Mike wanted to say, Her family, but he didn't. He was too afraid.
Connie saw the fear in his eyes and felt her own fear subside.
Good. He's not going to force the issue. He loves me too much.
Connie was puzzled by her sister's escape. The Grace she knew would never have had the chutzpah to plan anything so daring, never mind see it through and outfox the police. Deep down Connie knew that Grace had had nothing to do with stealing the Quorum billions.

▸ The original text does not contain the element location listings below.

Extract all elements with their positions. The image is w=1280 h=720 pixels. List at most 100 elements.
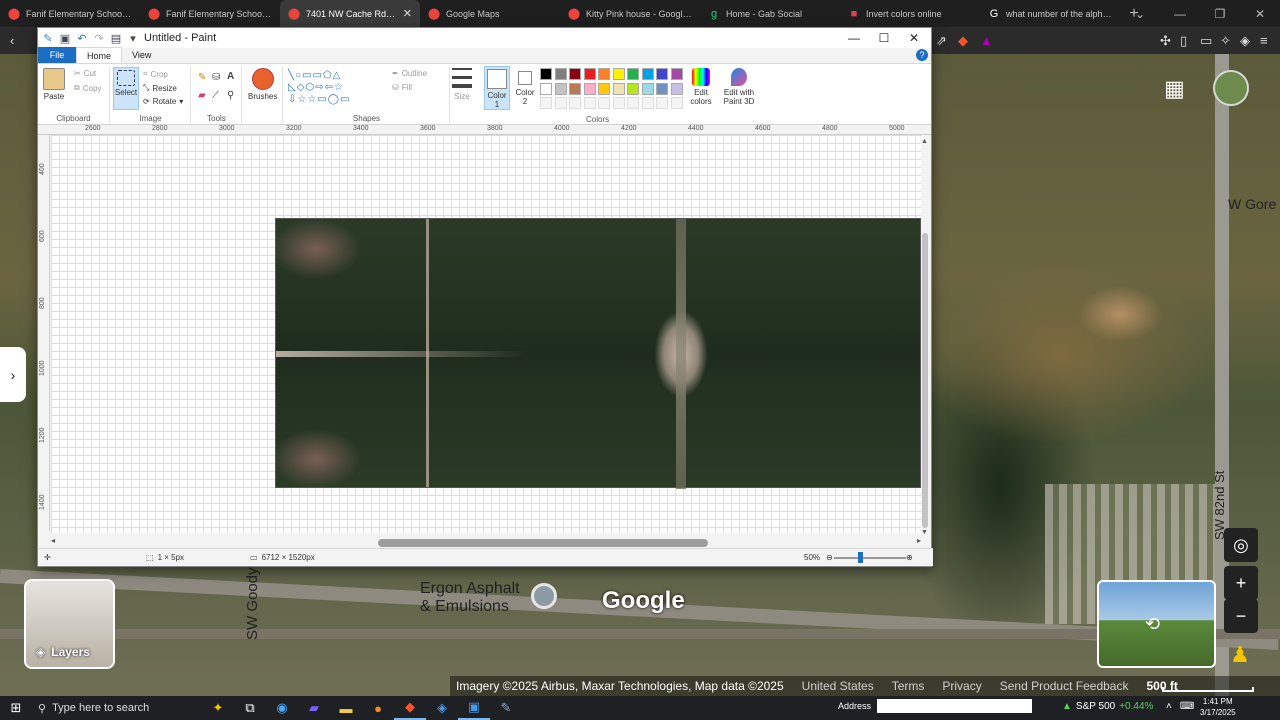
back-icon[interactable]: ‹ — [10, 33, 14, 48]
app-icon[interactable]: ✎ — [490, 696, 522, 720]
close-button[interactable]: ✕ — [899, 28, 929, 48]
taskbar-search[interactable]: ⚲ Type here to search — [32, 696, 202, 720]
color-swatch[interactable] — [656, 68, 668, 80]
eraser-icon[interactable]: ▰ — [198, 90, 206, 101]
wallet-icon[interactable]: ▭ — [1200, 33, 1212, 49]
brave-shield-icon[interactable]: ◆ — [958, 33, 968, 49]
expand-side-panel-button[interactable]: › — [0, 347, 26, 402]
clock[interactable]: 1:41 PM 3/17/2025 — [1200, 696, 1236, 718]
empty-color-swatch[interactable] — [583, 97, 596, 109]
resize-button[interactable]: ⤡ Resize — [143, 83, 177, 93]
my-location-button[interactable]: ◎ — [1224, 528, 1258, 562]
keyboard-icon[interactable]: ⌨ — [1180, 701, 1194, 712]
task-view-icon[interactable]: ⧉ — [234, 696, 266, 720]
file-menu[interactable]: File — [38, 47, 76, 63]
privacy-link[interactable]: Privacy — [942, 679, 981, 693]
empty-color-swatch[interactable] — [569, 97, 581, 109]
color-swatch[interactable] — [656, 82, 668, 95]
browser-tab[interactable]: ⬤Fanif Elementary School - Goo — [0, 0, 140, 27]
empty-color-swatch[interactable] — [627, 97, 639, 109]
empty-color-swatch[interactable] — [598, 97, 610, 109]
scroll-down-icon[interactable]: ▼ — [921, 529, 928, 536]
color-swatch[interactable] — [583, 82, 596, 95]
layers-button[interactable]: ◈ Layers — [24, 579, 115, 669]
minimize-icon[interactable]: — — [1160, 7, 1200, 21]
edit-paint3d-button[interactable]: Edit with Paint 3D — [722, 68, 756, 106]
browser-tab[interactable]: g Home - Gab Social — [700, 0, 840, 27]
close-tab-icon[interactable]: ✕ — [403, 7, 412, 20]
zoom-out-button[interactable]: − — [1224, 599, 1258, 633]
paint-doc-icon[interactable]: ▤ — [110, 32, 122, 45]
fill-bucket-icon[interactable]: ⛁ — [212, 72, 220, 83]
browser-tab-active[interactable]: ⬤7401 NW Cache Rd, Lawto✕ — [280, 0, 420, 27]
magnifier-icon[interactable]: ⚲ — [227, 90, 234, 101]
fill-button[interactable]: ⛁ Fill — [392, 83, 412, 92]
browser-tab[interactable]: ⬤Kitty Pink house - Google Maps — [560, 0, 700, 27]
color-swatch[interactable] — [670, 82, 683, 95]
app-icon[interactable]: ◈ — [426, 696, 458, 720]
maximize-button[interactable]: ☐ — [869, 28, 899, 48]
empty-color-swatch[interactable] — [554, 97, 567, 109]
copilot-sparkle-icon[interactable]: ✦ — [202, 696, 234, 720]
color-swatch[interactable] — [641, 82, 654, 95]
cut-button[interactable]: ✂ Cut — [74, 69, 96, 78]
color-swatch[interactable] — [598, 82, 610, 95]
vertical-scrollbar[interactable]: ▲ ▼ — [921, 138, 929, 536]
app-icon[interactable]: ▰ — [298, 696, 330, 720]
copy-button[interactable]: ⧉ Copy — [74, 83, 101, 93]
color-swatch[interactable] — [627, 82, 639, 95]
pencil-icon[interactable]: ✎ — [198, 72, 206, 83]
color-picker-icon[interactable]: ⟋ — [212, 90, 219, 101]
text-tool-icon[interactable]: A — [227, 71, 234, 82]
windows-start-icon[interactable]: ⊞ — [0, 700, 32, 716]
address-input[interactable] — [877, 699, 1033, 713]
scroll-thumb[interactable] — [378, 539, 708, 547]
zoom-slider-thumb[interactable] — [858, 552, 863, 563]
color-swatch[interactable] — [598, 68, 610, 80]
color-swatch[interactable] — [569, 68, 581, 80]
tab-search-icon[interactable]: ⌄ — [1120, 7, 1160, 21]
close-icon[interactable]: ✕ — [1240, 7, 1280, 21]
browser-tab[interactable]: ⬤ Google Maps — [420, 0, 560, 27]
outline-button[interactable]: ✒ Outline — [392, 69, 427, 78]
scroll-right-icon[interactable]: ▸ — [917, 536, 921, 545]
horizontal-scrollbar[interactable]: ◂ ▸ — [51, 536, 921, 548]
brave-browser-icon[interactable]: ◆ — [394, 696, 426, 720]
feedback-link[interactable]: Send Product Feedback — [1000, 679, 1129, 693]
copilot-icon[interactable]: ◉ — [266, 696, 298, 720]
file-explorer-icon[interactable]: ▬ — [330, 696, 362, 720]
color-swatch[interactable] — [540, 82, 552, 95]
scroll-up-icon[interactable]: ▲ — [921, 138, 928, 145]
restore-icon[interactable]: ❐ — [1200, 7, 1240, 21]
country-link[interactable]: United States — [802, 679, 874, 693]
color2-button[interactable]: Color 2 — [514, 66, 536, 106]
paint-canvas-area[interactable] — [51, 135, 921, 533]
color-swatch[interactable] — [627, 68, 639, 80]
tab-view[interactable]: View — [122, 47, 161, 63]
color-swatch[interactable] — [670, 68, 683, 80]
apps-grid-icon[interactable]: ▦ — [1164, 78, 1188, 100]
redo-icon[interactable]: ↷ — [93, 32, 105, 45]
chevron-up-icon[interactable]: ˄ — [1166, 701, 1172, 712]
tab-home[interactable]: Home — [76, 47, 123, 63]
scroll-left-icon[interactable]: ◂ — [51, 536, 55, 545]
shapes-gallery[interactable]: ╲○▭▭⬠△ ◺◇⬡⇨⇦☆ ⇩☆☆▭◯▭ — [288, 70, 384, 105]
share-icon[interactable]: ⇗ — [936, 33, 947, 49]
scroll-thumb[interactable] — [922, 233, 928, 528]
zoom-in-button[interactable]: + — [1224, 566, 1258, 600]
zoom-slider[interactable] — [834, 552, 906, 563]
customize-toolbar-icon[interactable]: ▾ — [127, 32, 139, 45]
place-pin-icon[interactable] — [531, 583, 557, 609]
empty-color-swatch[interactable] — [641, 97, 654, 109]
edit-colors-button[interactable]: Edit colors — [686, 68, 716, 106]
color-swatch[interactable] — [569, 82, 581, 95]
extensions-icon[interactable]: ✣ — [1160, 33, 1171, 49]
terms-link[interactable]: Terms — [892, 679, 925, 693]
leo-icon[interactable]: ✧ — [1220, 33, 1231, 49]
size-button[interactable]: Size — [450, 68, 474, 101]
stock-ticker[interactable]: ▲ S&P 500 +0.44% — [1062, 701, 1153, 712]
paint-taskbar-icon[interactable]: ▣ — [458, 696, 490, 720]
color1-button[interactable]: Color 1 — [484, 66, 510, 110]
color-swatch[interactable] — [554, 82, 567, 95]
sidebar-icon[interactable]: ▯ — [1180, 33, 1187, 49]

It's not the money she's after. It's something else.
The truth, perhaps?
Mike still had no idea about Connie's affair with Lenny Brookstein. Nor had he questioned her mysterious inheritance. He's so trusting. Just like Grace. Connie wanted it to stay that way.
Wrapping her arms around Michael's neck, she whispered, "I want us to be happy, darling. To put the past behind us. Don't you?"
"Of course I do, my darling." He hugged her back fiercely.
"So no more talk about helping Grace. That chapter in our lives is closed forever."